For men, the results from both the specification with a region fixed effect (column 5) and the specification with an individual fixed effect (column 6) show that men with higher education are more likely to run an incorporated firm when the vacancy rate is high.

How should these results be interpreted? It is not clear how the business cycle should affect the choice to have an incorporated or an unincorporated firm. One explanation for highly educated individuals switching to incorporated firms when the vacancy rate is high could be that it is easier to access financial capital in good times, especially if you have higher education.

6 Concluding discussion

This paper has investigated whether self-employment rates are correlated with the local business cycle. When the economy is growing, business opportunities open up to encourage the setup of new firms. In downturns, self-employment may be a way to avoid unemployment. The importance of these pull and push factors may be different depending on the amount of human capital a person has. The findings in the paper support this hypothesis: Individuals with a higher education level are more likely to be self-employed in regions where the vacancy rates are high compared to individuals with lower education. A part of this regional variation can be explained by regional fixed effects reflecting long-lasting differences across regions. However, when including regional fixed effects, there is still a correlation between self-employment and the local vacancy rate, which suggests that people with higher education are more likely to be pulled into self-employment when business opportunities arise compared to people with compulsory schooling only.

A fixed individual effect model is employed to study how individuals switch from and to self-employment, and it reveals that individuals with a higher education level are more likely to change to self-employment in good times compared to others. This pattern is especially strong for women even if the size of the effect is modest: A standard deviation increase in the vacancy rate increases self-employment among the highly educated by about 6 %, and among women with only compulsory schooling, there is no or even a negative correlation in some specifications between self-employment and the business cycle.

One reason for why previous studies have failed to find a relationship between self-employment and the regional business cycle could be because different groups are affected differently. Thus, studying aggregate numbers may conceal heterogeneous responses to changes in the economic environment. The micro-level approach chosen in this study may also contribute toward understanding macroeconomic phenomena. As discussed earlier, cross-country studies find no consistent relationship between the self-employment rate and the national business cycles.
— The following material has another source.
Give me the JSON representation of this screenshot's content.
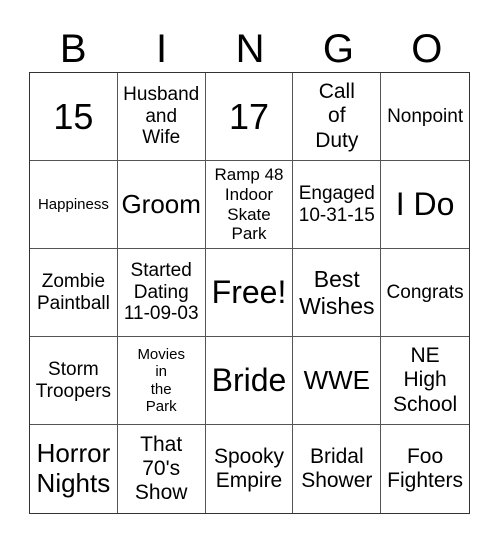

The results in this study suggest that this may be because the strength of the push and pull factors differs across countries. At national level, it is clear that institutions and the functioning of the labor market are important for how self-employment rates respond to changes in the business cycle. For example, push factors may be strong if wages do not adjust in downturns, and unemployment benefits are low since more people may resort to self-employment to be able to support themselves in downturns. On the other hand, pull factors may be more important if rules and tax systems are favorable to risk-taking and promote self-employment when there are many business opportunities. It is thus an open question whether we would see the same pattern in other countries with different labor market institutions.

This paper also provides some evidence on the choice of organizational form by those who are self-employed. Highly educated men and women are more likely to switch to an incorporated firm when local labor market conditions are good. Since starting an incorporated firm requires an initial investment, this result may indicate that access to financial capital is important for the choice of organizational form. These results pose interesting questions about the effect of the business environment and are left for future research.